I no longer belong to a world envious of objects
that never hint at death. Our world shrouds mothers
in waves; mothers wear the water till it thins and tatters
our edges, our skin transparent as nightgowns,
our bodies like a sea of humming bees. [p 43]
“Doorway of the Mother” unfolds with stanzas that are reverential but attentive to the human dynamic of maternity:
A mother on fire sits up and smiles through the flames.
I will be with you wherever I go.
A mother under the knife cups nothing in her hands.

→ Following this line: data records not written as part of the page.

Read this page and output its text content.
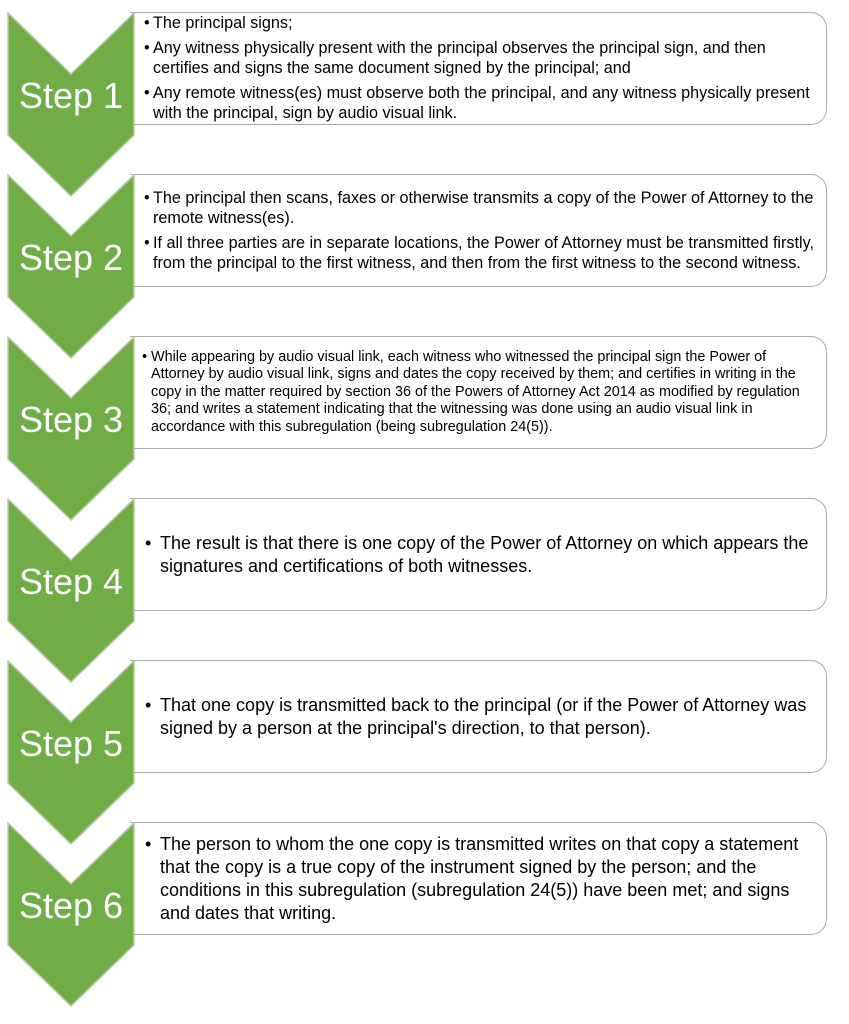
• The principal signs;
• Any witness physically present with the principal observes the principal sign, and then certifies and signs the same document signed by the principal; and
• Any remote witness(es) must observe both the principal, and any witness physically present with the principal, sign by audio visual link.
Step 1
• The principal then scans, faxes or otherwise transmits a copy of the Power of Attorney to the remote witness(es).
• If all three parties are in separate locations, the Power of Attorney must be transmitted firstly, from the principal to the first witness, and then from the first witness to the second witness.
Step 2
• While appearing by audio visual link, each witness who witnessed the principal sign the Power of Attorney by audio visual link, signs and dates the copy received by them; and certifies in writing in the copy in the matter required by section 36 of the Powers of Attorney Act 2014 as modified by regulation 36; and writes a statement indicating that the witnessing was done using an audio visual link in accordance with this subregulation (being subregulation 24(5)).
Step 3
• The result is that there is one copy of the Power of Attorney on which appears the signatures and certifications of both witnesses.
Step 4
• That one copy is transmitted back to the principal (or if the Power of Attorney was signed by a person at the principal's direction, to that person).
Step 5
• The person to whom the one copy is transmitted writes on that copy a statement that the copy is a true copy of the instrument signed by the person; and the conditions in this subregulation (subregulation 24(5)) have been met; and signs and dates that writing.
Step 6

You are made of me. You are dawn
and wind and dirt climbing free
from the earth. You are made of me.
…
A mother dances, stomps. A mother
dances like a saxophone taps.
I carry your heart. I’ve eaten your heart.
I’ve eaten myself eating your heart. Don’t worry.
I gather your tears and eat those too.
Slowly, Suddenly catches and captures our full attention to the moving, frightening, exhilarating, and reaffirming journey through womanhood to motherhood. Blevins has bravely shared her own journey as a woman, succeeding in her pursuit of creating poems that “…enter your body and you think with them forever.
Slowly/Suddenly
by Allison Blevins
Vegetarian Alcoholic Press (2021)
66 pp., paper
Mindy Kronenberg is an award-winning poet and writer with numerous publication credits world-wide. She teaches writing, literature, and arts subjects at SUNY Empire State College, publishes Book/Mark Quarterly Review, is editor of Oberon poetry magazine, and the author of Dismantling the Playground (Birnham Wood), Images of America: Miller Place (Arcadia), and OPEN, an illustrated poetry book (Clare Songbirds Publishers).